I put "hot" in quotation marks to reference the fact that our English language, derived from a people to whom haute cuisine was just something eaten in France, is so impoverished of culinary terms that it offers just one word, "hot," for both heat and the biting sensation that this kind of pepper bestows. Not only that, but we just have one word, "pepper," for both the kind of fruit in the picture, and the black stuff that shakes from our "pepper shakers." Spanish calls heat-hot "caliente," and pepper-hot "picante."
Anyway, of the very many hot pepper cultivars, most are derived from the herbaceous annual Capsicum annuum, while most of the rest arise from the woody perennial CAPSICUM FRUTESCENS. The one in the picture is the wild form of the latter. From our Capsicum frutescens some important cultivars have been developed, among them various cherry peppers, cone peppers, red cluster peppers, the long peppers which includes Cayenne, and the bell or sweet peppers.
Above you see Maax's flower. The blue items are the five stamens' anther, each anther composed of two compartments. Wildflower lovers may ask how this flower of the genus Capsicum is different from a nightshade flower, in the genus Solanum.
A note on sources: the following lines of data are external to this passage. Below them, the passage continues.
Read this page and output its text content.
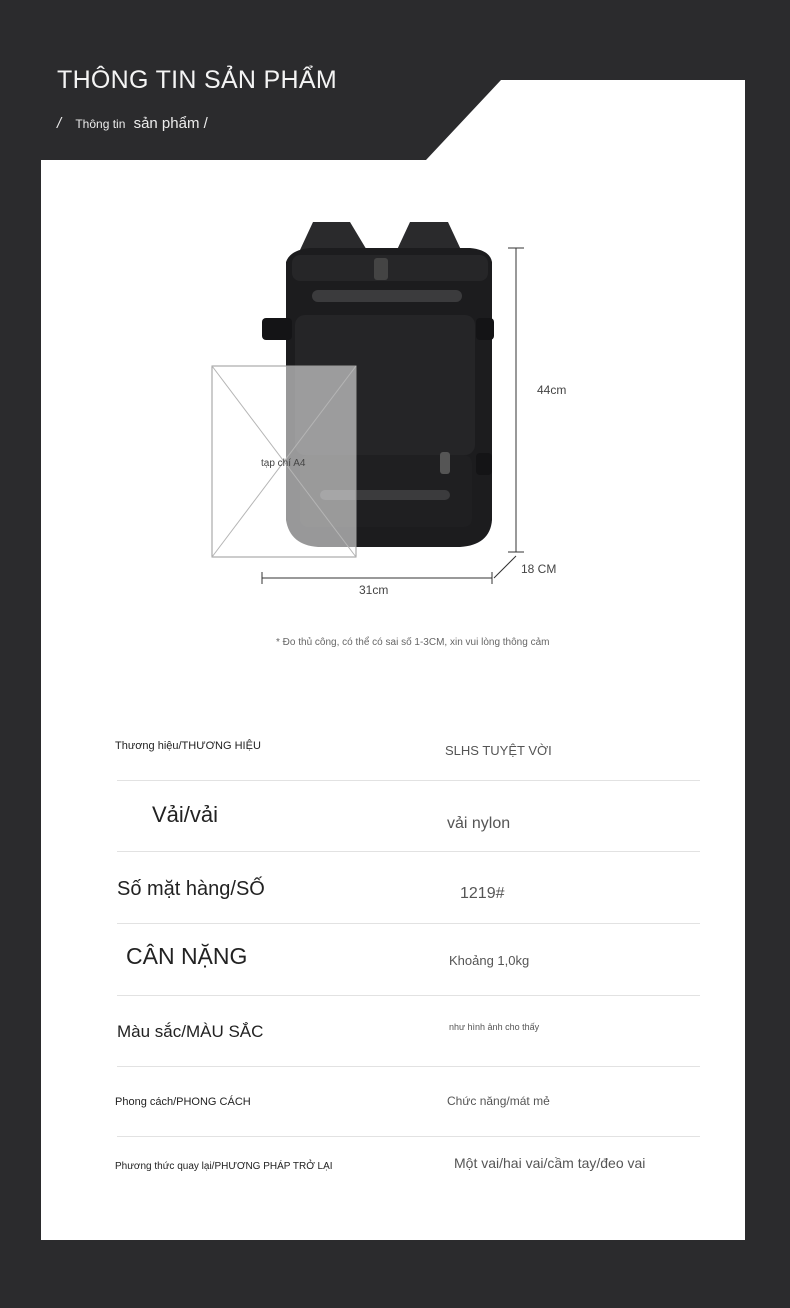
THÔNG TIN SẢN PHẨM
/ Thông tin sản phẩm /
44cm
31cm
18 CM
tạp chí A4
* Đo thủ công, có thể có sai số 1-3CM, xin vui lòng thông cảm
Thương hiệu/THƯƠNG HIỆU	SLHS TUYỆT VỜI
Vải/vải	vải nylon
Số mặt hàng/SỐ	1219#
CÂN NẶNG	Khoảng 1,0kg
Màu sắc/MÀU SẮC	như hình ảnh cho thấy
Phong cách/PHONG CÁCH	Chức năng/mát mẻ
Phương thức quay lại/PHƯƠNG PHÁP TRỞ LẠI	Một vai/hai vai/cầm tay/đeo vai
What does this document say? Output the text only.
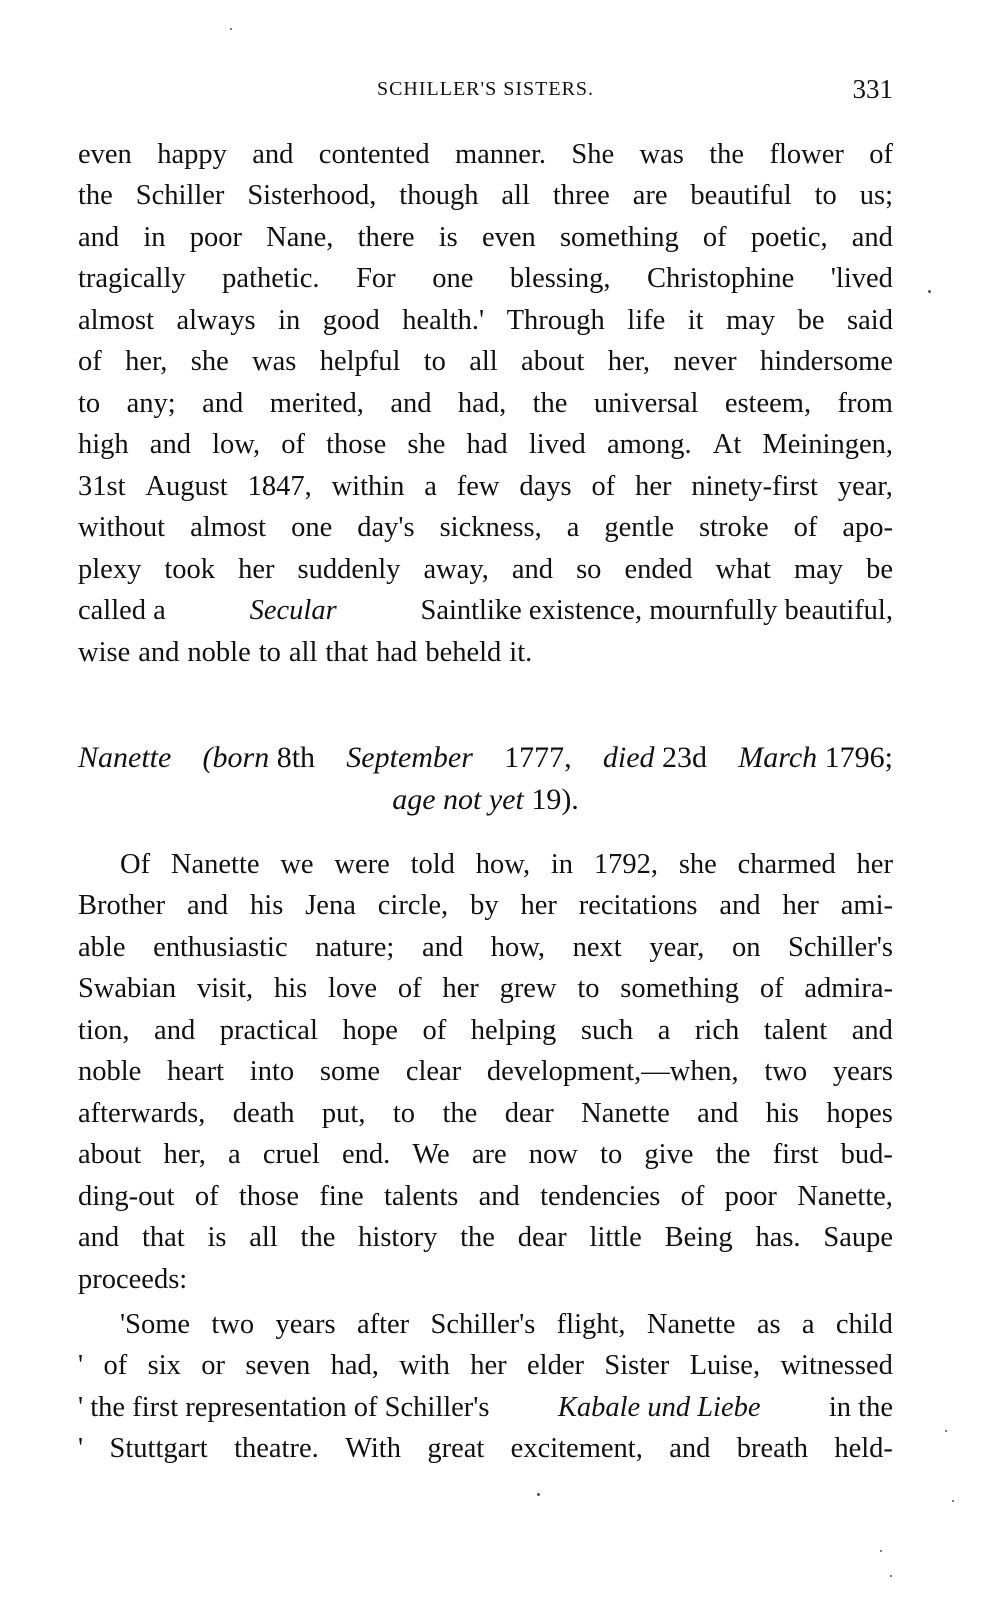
SCHILLER'S SISTERS.	331
even happy and contented manner. She was the flower of
the Schiller Sisterhood, though all three are beautiful to us;
and in poor Nane, there is even something of poetic, and
tragically pathetic. For one blessing, Christophine 'lived
almost always in good health.' Through life it may be said
of her, she was helpful to all about her, never hindersome
to any; and merited, and had, the universal esteem, from
high and low, of those she had lived among. At Meiningen,
31st August 1847, within a few days of her ninety-first year,
without almost one day's sickness, a gentle stroke of apo-
plexy took her suddenly away, and so ended what may be
called a	Secular	Saintlike existence, mournfully beautiful,
wise and noble to all that had beheld it.
Nanette (born 8th September 1777, died 23d March 1796;
age not yet 19).
Of Nanette we were told how, in 1792, she charmed her
Brother and his Jena circle, by her recitations and her ami-
able enthusiastic nature; and how, next year, on Schiller's
Swabian visit, his love of her grew to something of admira-
tion, and practical hope of helping such a rich talent and
noble heart into some clear development,—when, two years
afterwards, death put, to the dear Nanette and his hopes
about her, a cruel end. We are now to give the first bud-
ding-out of those fine talents and tendencies of poor Nanette,
and that is all the history the dear little Being has. Saupe
proceeds:
'Some two years after Schiller's flight, Nanette as a child
' of six or seven had, with her elder Sister Luise, witnessed
' the first representation of Schiller's Kabale und Liebe in the
' Stuttgart theatre. With great excitement, and breath held-
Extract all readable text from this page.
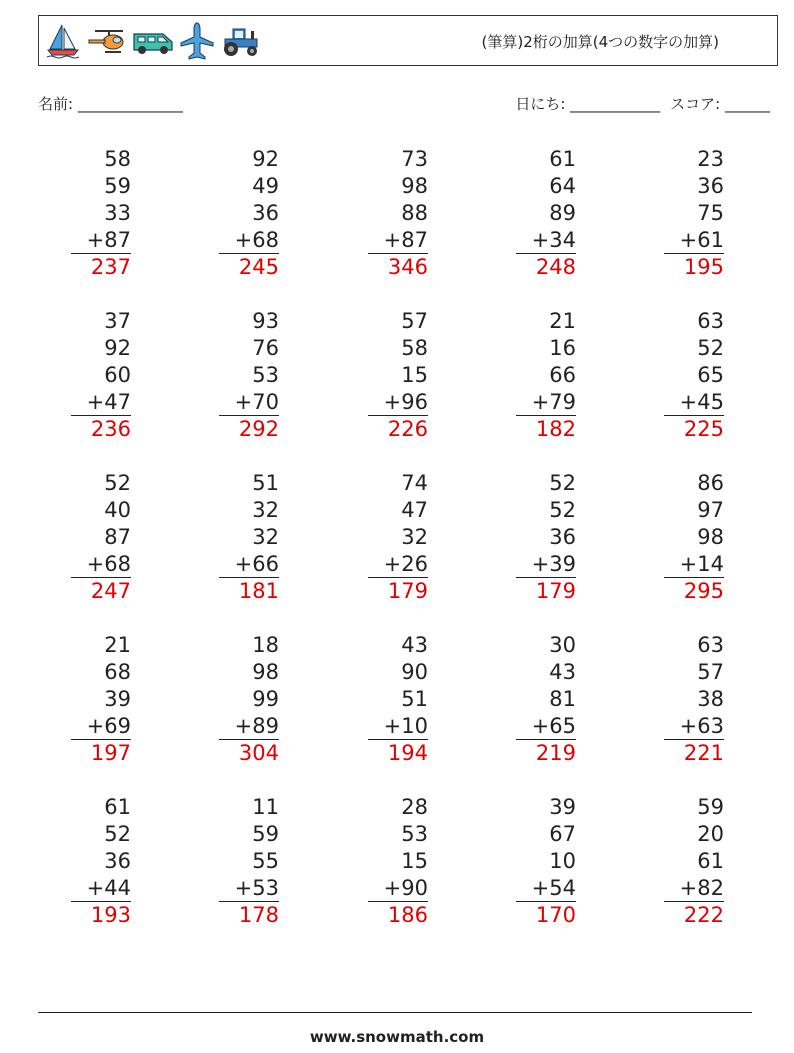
(筆算)2桁の加算(4つの数字の加算)
名前: ______________	日にち: ____________ スコア: ______
58
59
33
+87
237
92
49
36
+68
245
73
98
88
+87
346
61
64
89
+34
248
23
36
75
+61
195
37
92
60
+47
236
93
76
53
+70
292
57
58
15
+96
226
21
16
66
+79
182
63
52
65
+45
225
52
40
87
+68
247
51
32
32
+66
181
74
47
32
+26
179
52
52
36
+39
179
86
97
98
+14
295
21
68
39
+69
197
18
98
99
+89
304
43
90
51
+10
194
30
43
81
+65
219
63
57
38
+63
221
61
52
36
+44
193
11
59
55
+53
178
28
53
15
+90
186
39
67
10
+54
170
59
20
61
+82
222
www.snowmath.com
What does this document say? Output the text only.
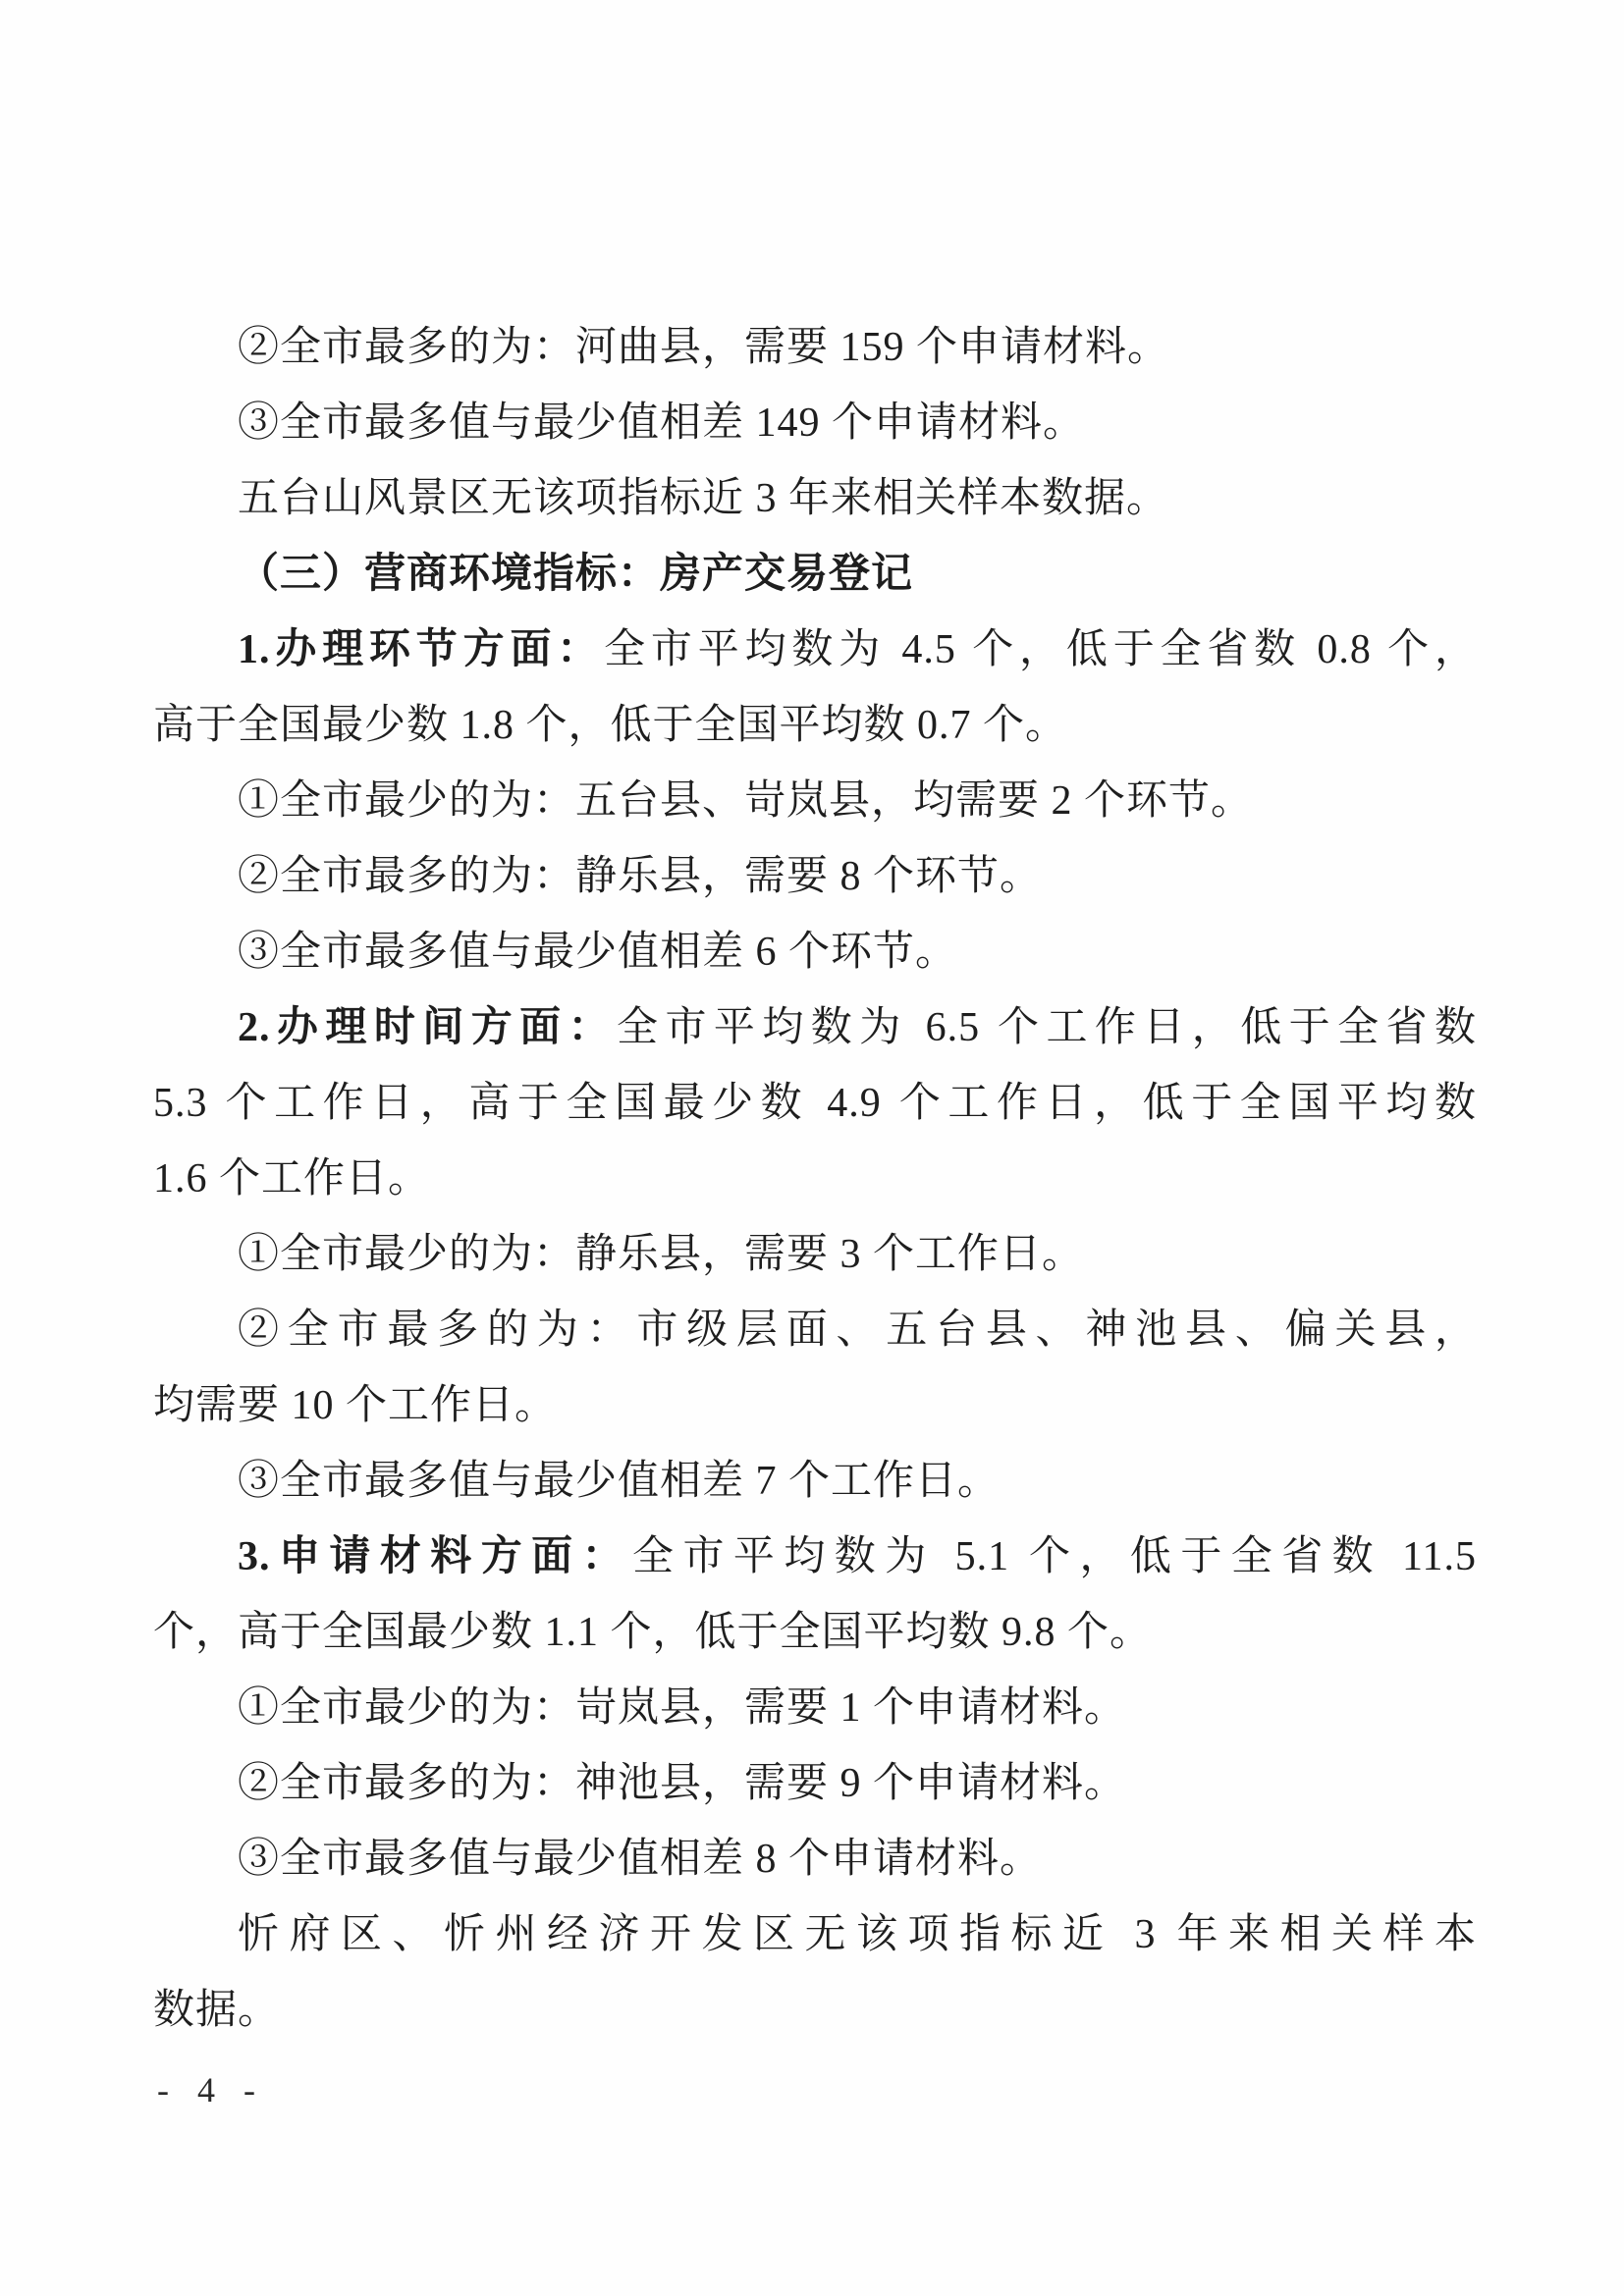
②全市最多的为：河曲县，需要 159 个申请材料。
③全市最多值与最少值相差 149 个申请材料。
五台山风景区无该项指标近 3 年来相关样本数据。
（三）营商环境指标：房产交易登记
1.办理环节方面：全市平均数为 4.5 个，低于全省数 0.8 个，
高于全国最少数 1.8 个，低于全国平均数 0.7 个。
①全市最少的为：五台县、岢岚县，均需要 2 个环节。
②全市最多的为：静乐县，需要 8 个环节。
③全市最多值与最少值相差 6 个环节。
2.办理时间方面：全市平均数为 6.5 个工作日，低于全省数
5.3 个工作日，高于全国最少数 4.9 个工作日，低于全国平均数
1.6 个工作日。
①全市最少的为：静乐县，需要 3 个工作日。
②全市最多的为：市级层面、五台县、神池县、偏关县，
均需要 10 个工作日。
③全市最多值与最少值相差 7 个工作日。
3.申请材料方面：全市平均数为 5.1 个，低于全省数 11.5
个，高于全国最少数 1.1 个，低于全国平均数 9.8 个。
①全市最少的为：岢岚县，需要 1 个申请材料。
②全市最多的为：神池县，需要 9 个申请材料。
③全市最多值与最少值相差 8 个申请材料。
忻府区、忻州经济开发区无该项指标近 3 年来相关样本
数据。
- 4 -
In Solanum the anthers grow together into a cylinder surrounded the slender, stigma-topped style in the center. Capsicum's anthers aren't "fused."
Here on any forest walk you can pluck a single little pepper from this plant, which may bear a hundred or more, and that one pepper will supply all the masticatory diversion your mouth can deal with. For several minutes your stomach will glow with that sweet warmth any good hot pepper imparts. The Maya call our woody-stemmed pepper Maax (pronounced "maash," rhyming with "posh," with the "a" sound a little drawn-out).
If Maya men are working in the woods when lunchtime comes they may bring out a bowl, drop in some masa (very finely ground cornmeal moistened and formed into paste) or Maseca (commercially sold bags of very finely ground cornmeal from which low-grade corn tortillas can be made), add some water and stir until an emulsion is formed, then toss in a few crushed Maax peppers, and finally they'll pass the bowl around. That sates the hunger like nothing else, and what a pleasure to work in the woods with Maax riding in your stomach like a pool of glowing-warm gravy.